The new estimates, which factor in the effects of the recently passed budget, suggest that:

* The gross domestic product -- the sum of all goods and services produced in the United States -- will be 2 percent this year, compared with the 3.1 percent forecast when the administration presented its budget in April.

Next year's growth rate will be 3 percent, instead of the hoped for 3.3 percent. The long-term projection suggests a growth rate of around 2.6 percent or 2.7 percent between 1995 and 1998.

"The economy looks slightly weaker than it did last winter," the review said.

The downward revision was due primarily to a weaker-than-expected performance in the first half of the year, when the economy grew at an annual rate of only 1.3 percent. Behind the sluggish growth were weak consumer confidence and depressed demand for U.S. goods abroad, particularly in recession-racked Japan and Europe.

* The deficit this year will shrink to $259.4 billion, from the $305.3 billion projected in April, and by 1998 will drop from the $387.7 billion projected in April to $181 billion. This would enable President Clinton to fulfill his campaign pledge of halving the deficit as a percentage of gross domestic product, to 2.2 percent, from 4.6 percent.

"I'll believe it when I see it," said Paul W. Boltz, an economist with T. Rowe Price in Baltimore.

The administration attributed its lower projections to the passage of the deficit-reduction package, but lower interest payments on the national debt were also a factor.

* Unemployment will be steadily reduced to 5.5 percent in 1998, from 6.9 percent this year, as the economy expands, with the North American Free Trade Agreement -- about to be considered by Congress -- deemed by the administration to be a net plus for the domestic work force.

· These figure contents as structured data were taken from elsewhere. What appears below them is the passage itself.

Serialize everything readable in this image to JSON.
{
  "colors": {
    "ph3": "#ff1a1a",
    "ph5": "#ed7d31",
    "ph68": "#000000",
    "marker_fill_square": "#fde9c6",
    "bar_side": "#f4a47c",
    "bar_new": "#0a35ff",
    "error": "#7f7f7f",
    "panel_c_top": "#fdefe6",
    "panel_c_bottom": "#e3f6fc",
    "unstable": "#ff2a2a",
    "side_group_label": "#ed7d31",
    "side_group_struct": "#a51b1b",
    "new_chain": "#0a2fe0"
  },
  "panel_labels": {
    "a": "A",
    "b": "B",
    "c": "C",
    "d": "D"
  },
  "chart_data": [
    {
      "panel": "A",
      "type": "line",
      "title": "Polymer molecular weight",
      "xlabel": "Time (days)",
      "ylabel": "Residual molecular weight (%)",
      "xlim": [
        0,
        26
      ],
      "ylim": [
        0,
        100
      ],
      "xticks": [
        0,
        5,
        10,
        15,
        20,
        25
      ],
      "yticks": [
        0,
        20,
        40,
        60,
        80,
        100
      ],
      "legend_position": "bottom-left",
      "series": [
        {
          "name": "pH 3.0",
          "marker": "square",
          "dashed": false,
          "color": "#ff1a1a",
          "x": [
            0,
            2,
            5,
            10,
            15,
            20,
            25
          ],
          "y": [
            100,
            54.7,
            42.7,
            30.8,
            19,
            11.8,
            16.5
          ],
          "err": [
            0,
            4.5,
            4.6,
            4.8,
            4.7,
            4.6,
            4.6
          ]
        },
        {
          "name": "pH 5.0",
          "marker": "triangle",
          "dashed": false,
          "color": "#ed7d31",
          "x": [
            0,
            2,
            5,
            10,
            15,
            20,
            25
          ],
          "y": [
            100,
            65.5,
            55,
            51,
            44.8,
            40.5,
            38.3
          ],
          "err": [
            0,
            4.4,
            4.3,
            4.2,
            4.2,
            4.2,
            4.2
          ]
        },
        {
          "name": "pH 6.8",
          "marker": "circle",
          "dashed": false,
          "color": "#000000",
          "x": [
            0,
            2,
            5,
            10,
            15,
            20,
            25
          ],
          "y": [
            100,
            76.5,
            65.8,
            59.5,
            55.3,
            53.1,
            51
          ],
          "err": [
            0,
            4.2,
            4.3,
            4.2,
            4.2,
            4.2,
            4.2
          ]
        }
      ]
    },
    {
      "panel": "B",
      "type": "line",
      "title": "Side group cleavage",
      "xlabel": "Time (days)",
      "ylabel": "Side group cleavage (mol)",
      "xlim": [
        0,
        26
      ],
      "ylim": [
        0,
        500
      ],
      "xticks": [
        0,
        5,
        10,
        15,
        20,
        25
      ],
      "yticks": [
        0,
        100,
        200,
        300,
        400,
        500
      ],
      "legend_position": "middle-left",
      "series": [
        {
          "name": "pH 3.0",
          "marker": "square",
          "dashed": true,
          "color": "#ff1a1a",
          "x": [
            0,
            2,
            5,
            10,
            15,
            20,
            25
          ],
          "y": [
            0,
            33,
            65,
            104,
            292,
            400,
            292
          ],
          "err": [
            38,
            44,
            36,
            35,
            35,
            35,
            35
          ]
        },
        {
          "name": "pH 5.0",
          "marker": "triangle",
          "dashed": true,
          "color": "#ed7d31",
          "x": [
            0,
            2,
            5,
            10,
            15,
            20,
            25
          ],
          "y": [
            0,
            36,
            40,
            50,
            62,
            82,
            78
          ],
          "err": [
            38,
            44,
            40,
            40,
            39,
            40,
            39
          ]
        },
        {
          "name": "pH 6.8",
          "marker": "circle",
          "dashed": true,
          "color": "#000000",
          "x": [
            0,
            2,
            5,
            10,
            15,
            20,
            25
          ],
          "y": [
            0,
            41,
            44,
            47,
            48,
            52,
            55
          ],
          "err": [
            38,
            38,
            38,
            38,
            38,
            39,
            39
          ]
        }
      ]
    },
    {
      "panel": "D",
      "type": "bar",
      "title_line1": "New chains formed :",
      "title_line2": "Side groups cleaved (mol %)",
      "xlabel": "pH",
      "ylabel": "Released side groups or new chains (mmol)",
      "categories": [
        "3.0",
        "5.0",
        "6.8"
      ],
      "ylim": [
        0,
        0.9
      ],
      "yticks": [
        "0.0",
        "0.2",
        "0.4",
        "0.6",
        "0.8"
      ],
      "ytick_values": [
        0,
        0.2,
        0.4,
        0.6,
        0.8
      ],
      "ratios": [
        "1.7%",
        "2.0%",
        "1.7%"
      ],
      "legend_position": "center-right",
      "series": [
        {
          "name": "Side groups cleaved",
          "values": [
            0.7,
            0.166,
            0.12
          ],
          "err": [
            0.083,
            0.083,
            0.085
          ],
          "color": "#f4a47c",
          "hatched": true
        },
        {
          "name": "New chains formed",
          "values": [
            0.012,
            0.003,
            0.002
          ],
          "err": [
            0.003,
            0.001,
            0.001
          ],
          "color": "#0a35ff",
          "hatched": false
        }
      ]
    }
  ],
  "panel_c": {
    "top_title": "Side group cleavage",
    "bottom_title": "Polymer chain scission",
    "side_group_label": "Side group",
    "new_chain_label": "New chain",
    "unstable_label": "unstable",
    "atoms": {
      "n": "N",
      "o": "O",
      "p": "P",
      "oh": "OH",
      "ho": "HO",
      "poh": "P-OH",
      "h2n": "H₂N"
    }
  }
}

"What matters is not just the growth of the economy, but growth of jobs, what happens to the unemployment rate and what happens to people's incomes," said Laura D'Andrea Tyson, chairman of the White House Council of Economic Advisers.

She noted that job creation during the Clinton administration was averaging 165,000 new jobs a month, compared with 45,000 a month during the Bush administration.

* Interest rates will remain low because of the absence of inflationary pressures either here or abroad. The administration predicts that short-term rates will edge up to 4.5 percent in 1998, from 3.1 percent this year, as the economy recovers. Long-term rates are expected to move down to a steady 5.9 percent over the next five years, from 6 percent this year.

"I just don't buy it," said James Solloway, chief economist with Argus Research Corp, New York. "I think we are going to see higher long-term interest rates in the years ahead and that rates right now are very close to the bottom."

Asked why she was confident that rates would stay low for so long, Dr. Tyson, Mr. Clinton's top economic adviser, said: "What can we identify out there in the next five years that would cause significant upward movement in the interest rates? Nothing on the horizon suggests an uptick in inflationary pressure."

Stanley Collender, budget affairs director for Price Waterhouse in Washington, said that bond traders yesterday judged the administration's projections "pretty realistic."

Of the anticipation of five years of long-term interest-rate stability, he said: "It's a long time, that's for sure. There is the potential here for a surprise on the high side. There isn't any doubt about that. But you look out there and you say to yourself, 'What can come up?' "

There is likely to be further deficit reduction and lackluster economic activity abroad, Mr. Collender said, adding, "There are too many imponderables here, but, based on what I know now, it's pretty reasonable."